In Patagonia Day 19
D’Agostini Campground to El Chaltén
Woke to the sound of light rain on the tent and a distinct chill in the air. Dozed a bit, looked out at the other tents where no one was stirring. My cold, wet-weather New Zealand training kicked in, and methodically I gathered my things, filled compression bags, and stuffed my pack, so on emerging I was nearly ready to leave. Wasn’t really in a hurry as the way back to town is only nine km, but also didn’t want to sit around long in the rain. The camp was quiet, so my jetboil actually seemed loud. Couple of cups of coffee and I was off, just as the tents started rustle. The first two thirds of the walk were flat and easy. The surface was primarily water rounded stones embedded in sandy granite gravel, so the trail was almost a sidewalk. It followed closely the river which was pretty high and rough from all the rain and glaciel melt. The clouds were low and a light rain continued, so the mountains forming the valley were mere shadows.
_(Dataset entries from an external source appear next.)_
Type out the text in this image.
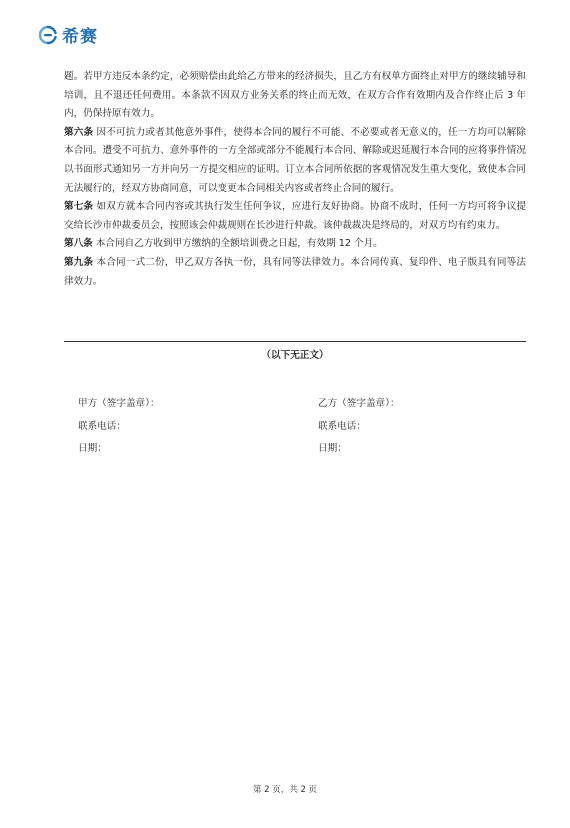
希赛

题。若甲方违反本条约定，必须赔偿由此给乙方带来的经济损失，且乙方有权单方面终止对甲方的继续辅导和培训，且不退还任何费用。本条款不因双方业务关系的终止而无效，在双方合作有效期内及合作终止后 3 年内，仍保持原有效力。

第六条 因不可抗力或者其他意外事件，使得本合同的履行不可能、不必要或者无意义的，任一方均可以解除本合同。遭受不可抗力、意外事件的一方全部或部分不能履行本合同、解除或迟延履行本合同的应将事件情况以书面形式通知另一方并向另一方提交相应的证明。订立本合同所依据的客观情况发生重大变化，致使本合同无法履行的，经双方协商同意，可以变更本合同相关内容或者终止合同的履行。

第七条 如双方就本合同内容或其执行发生任何争议，应进行友好协商。协商不成时，任何一方均可将争议提交给长沙市仲裁委员会，按照该会仲裁规则在长沙进行仲裁。该仲裁裁决是终局的，对双方均有约束力。

第八条 本合同自乙方收到甲方缴纳的全额培训费之日起，有效期 12 个月。

第九条 本合同一式二份，甲乙双方各执一份，具有同等法律效力。本合同传真、复印件、电子版具有同等法律效力。

（以下无正文）
甲方（签字盖章）：
联系电话：
日期：
乙方（签字盖章）：
联系电话：
日期：
第 2 页，共 2 页
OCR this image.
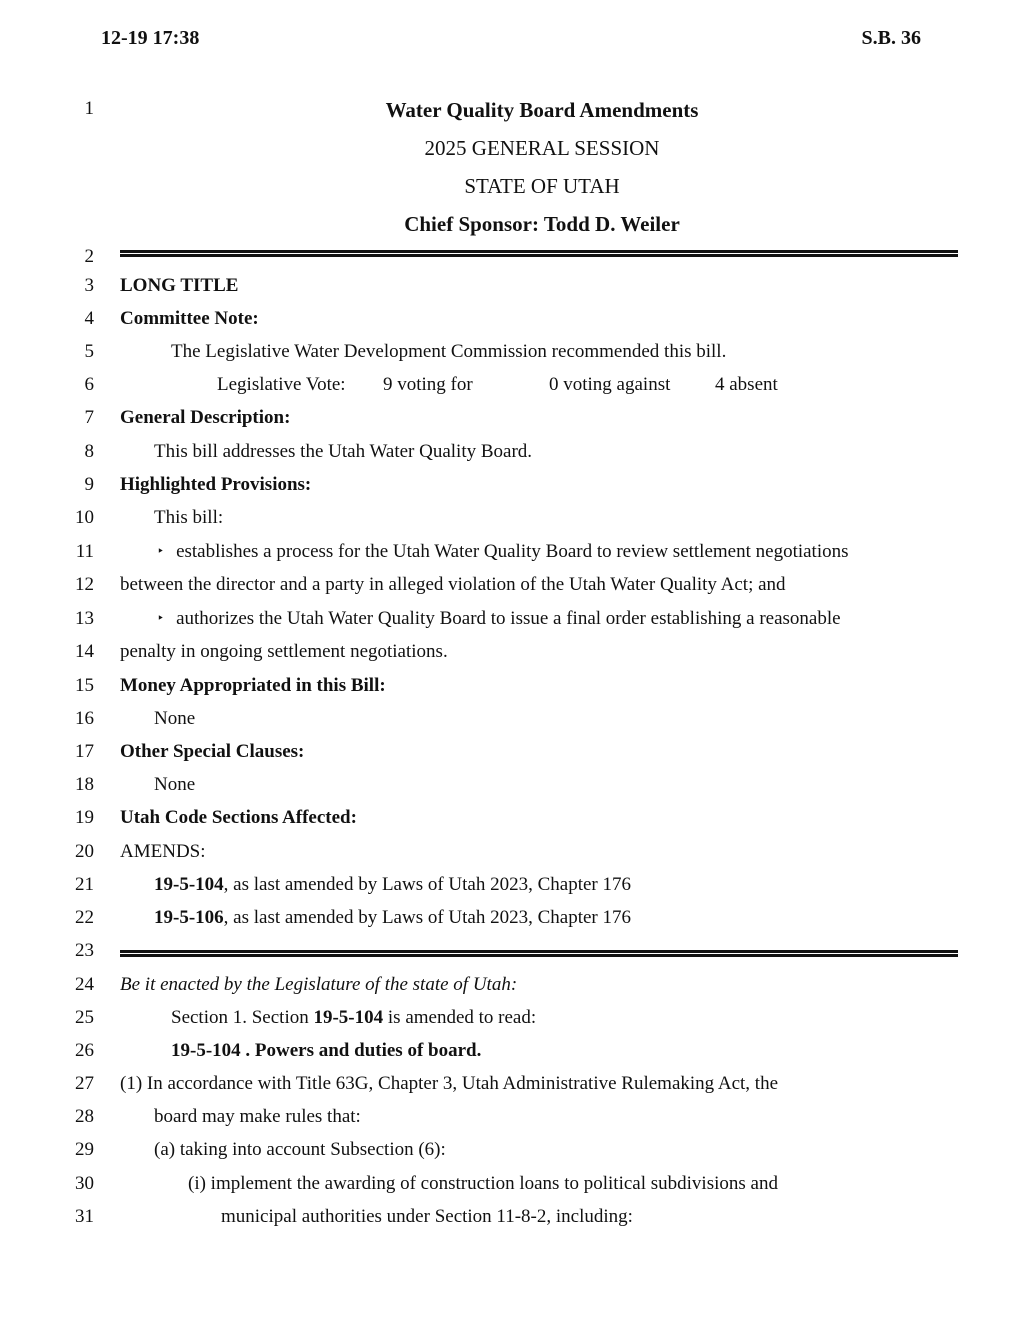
12-19 17:38	S.B. 36
1
2
3
4
5
6
7
8
9
10
11
12
13
14
15
16
17
18
19
20
21
22
23
24
25
26
27
28
29
30
31
Water Quality Board Amendments
2025 GENERAL SESSION
STATE OF UTAH
Chief Sponsor: Todd D. Weiler
LONG TITLE
Committee Note:
The Legislative Water Development Commission recommended this bill.
Legislative Vote: 9 voting for	0 voting against 4 absent
General Description:
This bill addresses the Utah Water Quality Board.
Highlighted Provisions:
This bill:
‣ establishes a process for the Utah Water Quality Board to review settlement negotiations
between the director and a party in alleged violation of the Utah Water Quality Act; and
‣ authorizes the Utah Water Quality Board to issue a final order establishing a reasonable
penalty in ongoing settlement negotiations.
Money Appropriated in this Bill:
None
Other Special Clauses:
None
Utah Code Sections Affected:
AMENDS:
19-5-104, as last amended by Laws of Utah 2023, Chapter 176
19-5-106, as last amended by Laws of Utah 2023, Chapter 176
Be it enacted by the Legislature of the state of Utah:
Section 1. Section 19-5-104 is amended to read:
19-5-104 . Powers and duties of board.
(1) In accordance with Title 63G, Chapter 3, Utah Administrative Rulemaking Act, the
board may make rules that:
(a) taking into account Subsection (6):
(i) implement the awarding of construction loans to political subdivisions and
municipal authorities under Section 11-8-2, including:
In The Living Mountain, Nan Shepherd talks about how the mist doesn’t inhibit vision but instead lets you see that which doesn’t ordinarily appear in the brightness of clear air. The same can be said of sound. Early morning sharp sounds—bird cries, branches breaking—were not so much muffled as modulated. The thick air thickens the sound, giving a different, perhaps richer timbre. The dominant sound was the river which rumbled constantly but without rhythm—a chaotic wall of sound muted by heavy air. As paths are wont to do, it glanced off the riverbank, drifted into groves of massive old Lenga trees which further attenuated the roar. I recalled a passage in Walden where Thoreau pauses while hoeing beans to hear Concord church bells peal, commenting on how the distance and the trees transformed that music. As you might suspect, that first hour was uninterrupted by footsteps, voices, or the obligatory “Holas” to each passing trekker. Instead it was just me, a path, a river, a forest, in a purity of sound almost unimagined, almost unlived.